2.2.1 Kapasitas penetralan asam dan efektivitas relatif antasida

  Antasida konvensional (sediaan antasida dengan pelepasan segera) dibandingkan secara kuantitatif dalam hal ”Kapasitas Penetralan Asam” (acid- /ANC), didefinisikan sebagai jumlah miliekuivalen asam

  neutralizing capacity

  klorida yang diperlukan untuk mempertahankan 1 ml suspensi antasida pada pH 3 selama 2 jam secara in vitro (Tolman, 2000).

  Efektivitas relatif dari sediaan antasida konvensional dinyatakan sebagai miliekuivalen kapasitas penetralan asam (didefinisikan sebagai jumlah miliekuivalen HCl 1 N yang dapat membawa ke pH 3,5 dalam waktu 15 menit), sesuai dengan persyaratan FDA, antasida harus memiliki kapasitas netralisasi minimal 5 mEq per dosis (Wallace, 2000).

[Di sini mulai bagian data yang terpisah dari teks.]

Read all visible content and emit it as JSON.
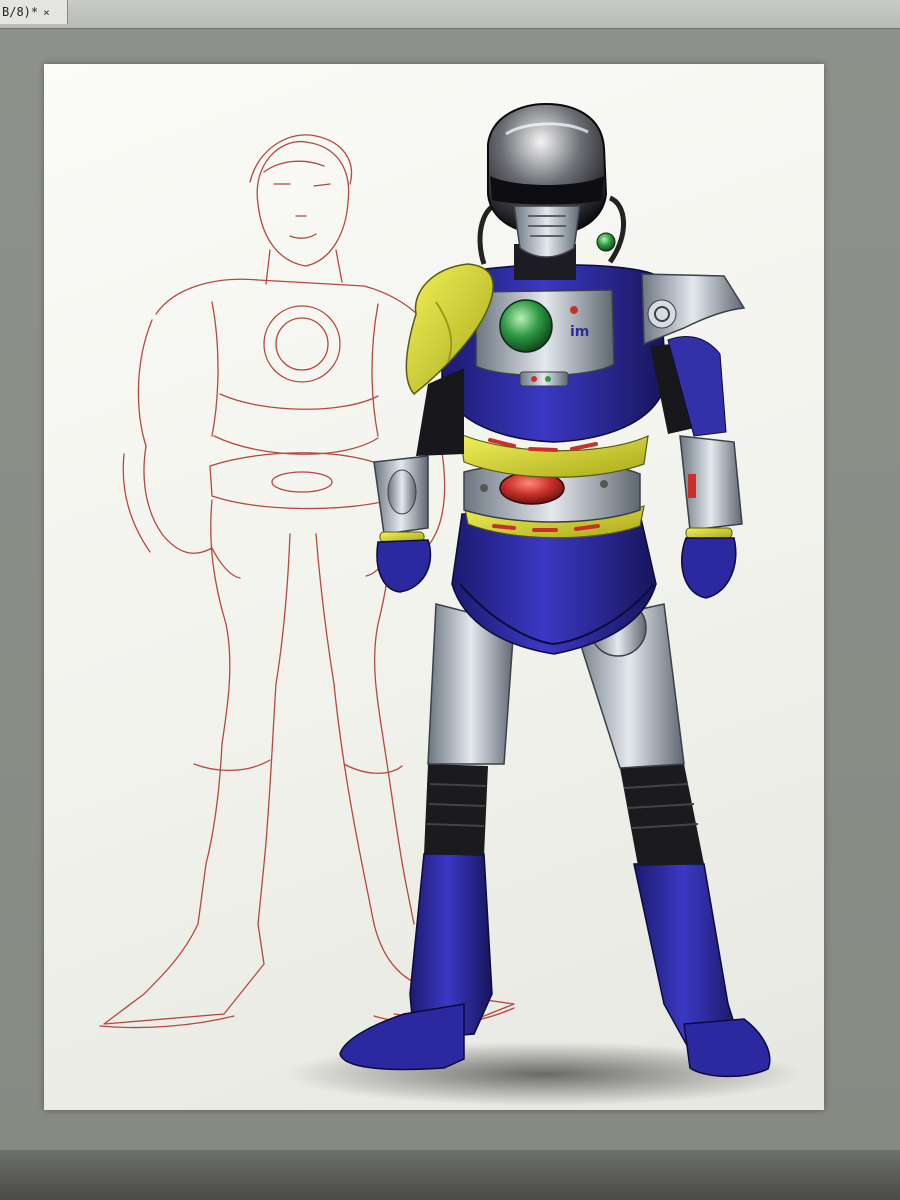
{
  "window": {
    "tab_title": "B/8)*",
    "close_glyph": "×"
  },
  "canvas": {
    "background": "#8b8d87",
    "artboard_color": "#f6f6f1"
  },
  "artwork": {
    "sketch_color": "#b5483f",
    "suit_primary": "#2e2b9c",
    "suit_silver": "#b9c2cc",
    "accent_yellow": "#d8d82a",
    "chest_lamp": "#2f9a44",
    "belt_gem": "#c8312b",
    "chest_logo": "im"
  }
}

  Untuk ulkus tanpa komplikasi, antasida diberikan secara oral 1 dan 3 jam setelah makan dan sebelum tidur. Rejimen ini, memberikan - 120 mEq dari kombinasi Mg-Al per dosis, mungkin hampir sama efektifnya dengan dosis konvensional dengan antagonis reseptor H2. Untuk gejala berat atau refluks tidak terkontrol, antasida dapat diberikan sesering setiap 30 - 60 menit (Wallace, 2000).

  Secara umum, antasida diberikan dalam bentuk suspensi karena ini mungkin memiliki kapasitas netralisasi lebih besar dari bentuk bubuk atau sediaan tablet. Jika tablet yang digunakan, mereka harus benar-benar dikunyah untuk efek maksimum, namun antasida dibersihkan dari perut kosong dalam 30 menit, dengan adanya makanan cukup untuk meningkatan pH lambung sampai 5 selama 1 jam dan untuk memperpanjang efek netralisasi antasida selama 2 - 3 jam (Wallace, 2000 ).

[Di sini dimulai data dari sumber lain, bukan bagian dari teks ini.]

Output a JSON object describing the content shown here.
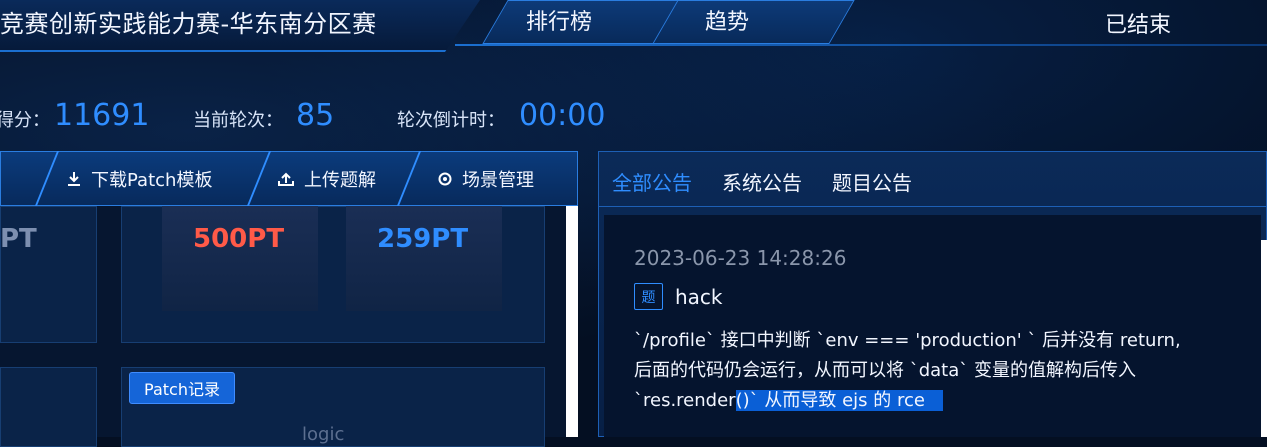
{
  "header": {
    "title": "竞赛创新实践能力赛-华东南分区赛",
    "tabs": [
      "排行榜",
      "趋势"
    ],
    "status": "已结束"
  },
  "stats": {
    "score_label": "得分：",
    "score_value": "11691",
    "round_label": "当前轮次：",
    "round_value": "85",
    "countdown_label": "轮次倒计时：",
    "countdown_value": "00:00"
  },
  "toolbar": {
    "download_label": "下载Patch模板",
    "upload_label": "上传题解",
    "scene_label": "场景管理"
  },
  "cards": {
    "pt_left": "PT",
    "pt_red": "500PT",
    "pt_blue": "259PT",
    "patch_record": "Patch记录",
    "partial_text": "logic"
  },
  "announcements": {
    "tabs": [
      "全部公告",
      "系统公告",
      "题目公告"
    ],
    "item": {
      "time": "2023-06-23 14:28:26",
      "tag": "题",
      "name": "hack",
      "line1": "`/profile` 接口中判断 `env === 'production' ` 后并没有 return,",
      "line2": "后面的代码仍会运行，从而可以将 `data` 变量的值解构后传入",
      "line3_a": "`res.render",
      "line3_b": "()` 从而导致 ejs 的 rce"
    }
  },
  "colors": {
    "accent": "#2f8dff",
    "red_pt": "#ff5a48",
    "blue_pt": "#2f8dff",
    "selection": "#0a5fd6"
  }
}
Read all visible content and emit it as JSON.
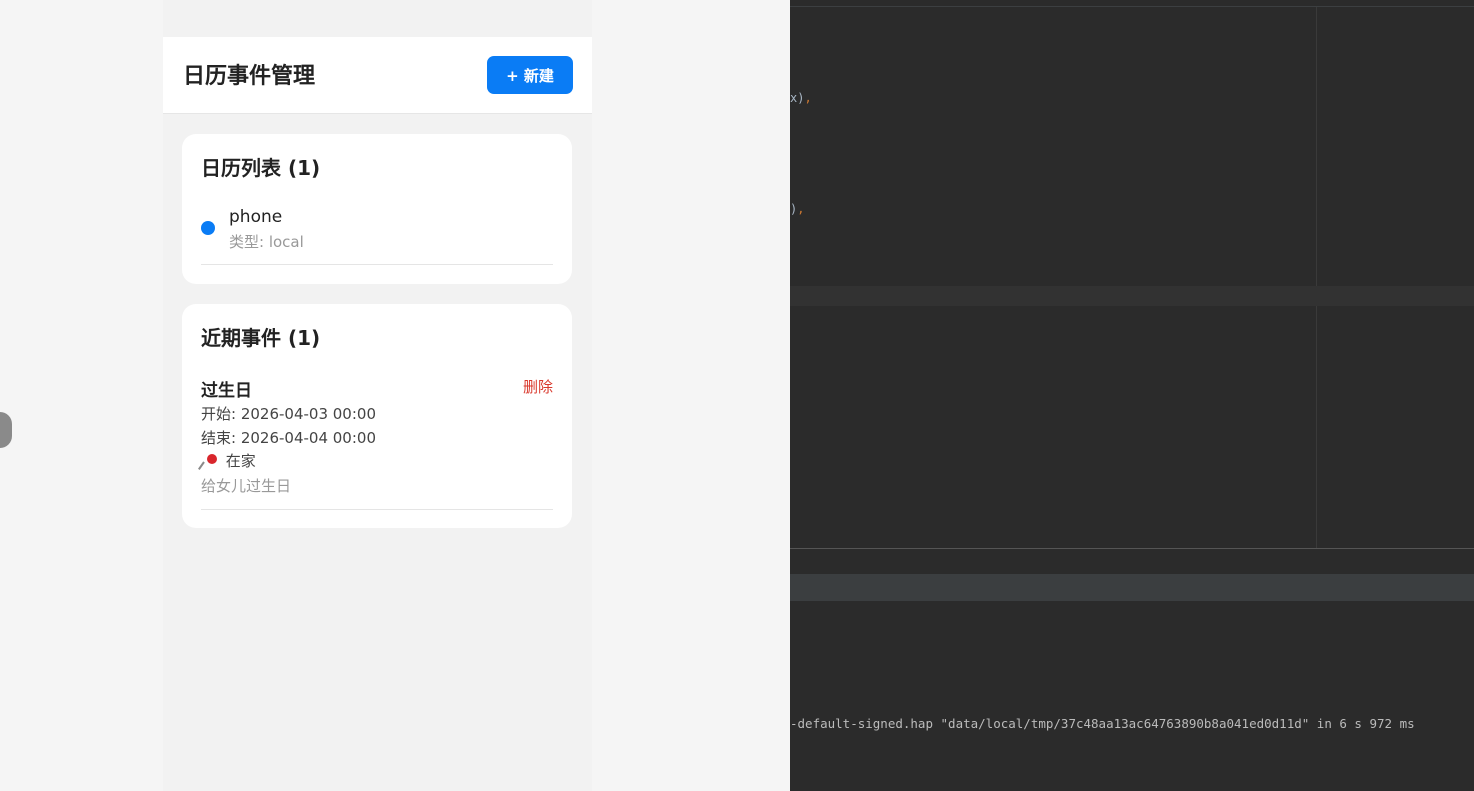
{
  "app": {
    "title": "日历事件管理",
    "new_button": "+ 新建"
  },
  "calendars": {
    "heading": "日历列表 (1)",
    "items": [
      {
        "name": "phone",
        "type": "类型: local",
        "color": "#0a7cf5"
      }
    ]
  },
  "events": {
    "heading": "近期事件 (1)",
    "items": [
      {
        "title": "过生日",
        "delete_label": "删除",
        "start": "开始: 2026-04-03 00:00",
        "end": "结束: 2026-04-04 00:00",
        "location": "在家",
        "location_icon": "pushpin-icon",
        "description": "给女儿过生日"
      }
    ]
  },
  "ide": {
    "frag1": "x)",
    "frag2": ")",
    "console": "-default-signed.hap \"data/local/tmp/37c48aa13ac64763890b8a041ed0d11d\" in 6 s 972 ms"
  },
  "colors": {
    "accent": "#0a7cf5",
    "danger": "#d9382c",
    "ide_bg": "#2b2b2b"
  }
}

2.3 Gastroretentive Drugs Delivery System (GDDS)

  Kandidat obat yang sesuai untuk sediaan yang tertahan di lambung atau gastroretentif (Garg dan Gupta, 2008; Swetha, et al., 2012): a.

  Obat-obat untuk aksi lokal dalam lambung misalnya: misoprostol, antasida, dan antibiotik yang digunakan untuk mengobati infeksi Helicobacter pylori.

  b.

  Obat-obat yang kelarutan rendah dalam pH alkalis misalnya: furosemida, diazepam, verapamil, dan klordiazepoksida.

  c.

  Obat-obat yang terutama diabsorbsi dalam lambung atau bagian atas dari saluran pencernaan misalnya: amoksisilin. d.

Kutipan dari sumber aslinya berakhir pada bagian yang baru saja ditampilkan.